- Home video cover art
- Directed by: Scott P. Levy
- Written by: Alex Simon
- Story by: Rob Kerchner
- Produced by: Mike Elliott executive Roger Corman
- Starring: Roddy McDowall; Alex Hyde-White; Melanie Shatner; Don Stroud;
- Cinematography: Mike Mickens
- Edited by: John Bergstrasser
- Music by: Christopher Lennertz
- Release date: July 18, 1995 (US);
- Running time: 75 minutes
- Country: United States
- Language: English
- Budget: $4 million

= The Alien Within =

1995 film

The Alien Within is a 1995 horror science fiction film directed by Scott P. Levy and starring Roddy McDowall, Alex Hyde-White, Melanie Shatner, Don Stroud, and Richard Biggs.

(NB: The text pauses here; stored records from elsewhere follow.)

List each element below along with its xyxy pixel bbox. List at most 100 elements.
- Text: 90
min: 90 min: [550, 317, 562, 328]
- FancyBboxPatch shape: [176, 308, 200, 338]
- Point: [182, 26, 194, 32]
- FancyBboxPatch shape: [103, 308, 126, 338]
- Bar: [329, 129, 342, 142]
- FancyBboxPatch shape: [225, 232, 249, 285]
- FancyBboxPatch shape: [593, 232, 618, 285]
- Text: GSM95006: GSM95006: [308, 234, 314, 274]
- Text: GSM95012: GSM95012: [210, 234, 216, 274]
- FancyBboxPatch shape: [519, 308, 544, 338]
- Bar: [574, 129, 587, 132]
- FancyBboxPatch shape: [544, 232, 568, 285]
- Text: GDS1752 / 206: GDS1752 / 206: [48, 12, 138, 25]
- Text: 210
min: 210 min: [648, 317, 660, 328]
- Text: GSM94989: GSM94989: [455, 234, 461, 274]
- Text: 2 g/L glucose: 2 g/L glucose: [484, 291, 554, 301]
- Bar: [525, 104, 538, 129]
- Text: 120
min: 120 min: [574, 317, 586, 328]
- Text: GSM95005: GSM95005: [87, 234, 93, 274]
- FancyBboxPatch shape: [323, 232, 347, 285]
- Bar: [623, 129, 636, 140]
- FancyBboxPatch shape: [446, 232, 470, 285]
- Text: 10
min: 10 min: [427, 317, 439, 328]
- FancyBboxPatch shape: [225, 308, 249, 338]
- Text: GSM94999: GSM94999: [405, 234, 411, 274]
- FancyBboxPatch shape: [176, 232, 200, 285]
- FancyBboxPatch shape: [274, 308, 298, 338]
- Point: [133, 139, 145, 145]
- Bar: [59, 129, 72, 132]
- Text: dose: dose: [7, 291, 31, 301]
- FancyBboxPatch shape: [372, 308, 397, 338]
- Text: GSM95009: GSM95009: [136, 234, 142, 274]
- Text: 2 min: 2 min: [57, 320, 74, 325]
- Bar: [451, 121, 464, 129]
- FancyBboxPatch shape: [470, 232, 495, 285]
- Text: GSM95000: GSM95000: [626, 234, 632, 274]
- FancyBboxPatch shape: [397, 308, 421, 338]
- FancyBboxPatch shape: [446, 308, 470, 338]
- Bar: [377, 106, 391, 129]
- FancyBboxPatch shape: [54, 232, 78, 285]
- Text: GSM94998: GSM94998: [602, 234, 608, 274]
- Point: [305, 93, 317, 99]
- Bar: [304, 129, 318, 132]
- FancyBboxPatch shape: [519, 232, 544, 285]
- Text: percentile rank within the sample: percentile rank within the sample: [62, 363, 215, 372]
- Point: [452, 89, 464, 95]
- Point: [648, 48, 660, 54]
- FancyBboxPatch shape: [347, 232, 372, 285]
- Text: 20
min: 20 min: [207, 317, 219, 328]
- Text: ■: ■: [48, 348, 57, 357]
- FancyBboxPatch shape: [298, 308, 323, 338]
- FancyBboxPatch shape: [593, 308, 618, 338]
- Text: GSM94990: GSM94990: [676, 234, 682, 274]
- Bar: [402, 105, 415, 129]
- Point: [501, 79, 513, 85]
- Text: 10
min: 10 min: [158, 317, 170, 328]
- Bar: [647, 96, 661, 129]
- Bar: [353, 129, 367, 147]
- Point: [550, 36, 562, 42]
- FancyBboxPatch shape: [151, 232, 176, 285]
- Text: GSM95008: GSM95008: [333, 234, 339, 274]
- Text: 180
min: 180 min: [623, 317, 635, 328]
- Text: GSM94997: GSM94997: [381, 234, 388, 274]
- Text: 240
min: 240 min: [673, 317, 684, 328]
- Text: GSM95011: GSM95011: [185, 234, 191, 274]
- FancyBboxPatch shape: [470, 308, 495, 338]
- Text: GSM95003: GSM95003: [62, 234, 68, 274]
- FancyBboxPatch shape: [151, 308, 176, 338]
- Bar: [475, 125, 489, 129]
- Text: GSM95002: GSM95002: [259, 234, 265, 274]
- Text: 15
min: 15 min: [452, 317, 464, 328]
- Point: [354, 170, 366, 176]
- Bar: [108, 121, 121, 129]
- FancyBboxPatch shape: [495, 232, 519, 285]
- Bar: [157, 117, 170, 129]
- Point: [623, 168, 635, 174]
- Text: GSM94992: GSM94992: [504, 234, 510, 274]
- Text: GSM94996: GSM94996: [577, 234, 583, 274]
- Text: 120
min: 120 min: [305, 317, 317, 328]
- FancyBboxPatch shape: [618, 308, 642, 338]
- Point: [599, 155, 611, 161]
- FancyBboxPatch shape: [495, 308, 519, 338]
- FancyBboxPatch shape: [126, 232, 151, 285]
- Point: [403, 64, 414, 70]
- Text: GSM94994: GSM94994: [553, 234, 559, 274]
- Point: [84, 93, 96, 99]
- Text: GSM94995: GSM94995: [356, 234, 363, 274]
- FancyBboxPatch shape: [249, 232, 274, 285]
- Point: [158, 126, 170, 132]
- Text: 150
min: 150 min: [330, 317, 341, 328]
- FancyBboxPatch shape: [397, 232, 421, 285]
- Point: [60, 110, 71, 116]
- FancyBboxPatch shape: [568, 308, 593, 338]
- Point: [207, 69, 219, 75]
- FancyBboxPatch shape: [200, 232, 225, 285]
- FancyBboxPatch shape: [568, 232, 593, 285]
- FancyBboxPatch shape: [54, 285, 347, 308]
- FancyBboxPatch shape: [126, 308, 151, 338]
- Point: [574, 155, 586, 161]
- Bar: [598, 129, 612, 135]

It was also known as Unknown Origin.

==Plot==

At a future (2020) underwater mining platform, an alien parasite, dubbed the "vampire bug," plagues the crew of the platform.

==Production==
Produced by Roger Corman as part of Roger Corman Presents.

==Reception==

Creature Feature gave the movie 3 out of 5 stars. It found the movie to be a mixture of Trancers, Alien (film), The Abyss and The Thing (1982 film). It praised the script by Alex Simon for keeping the movie interesting. It was not as enamored with Scott Levy's direction.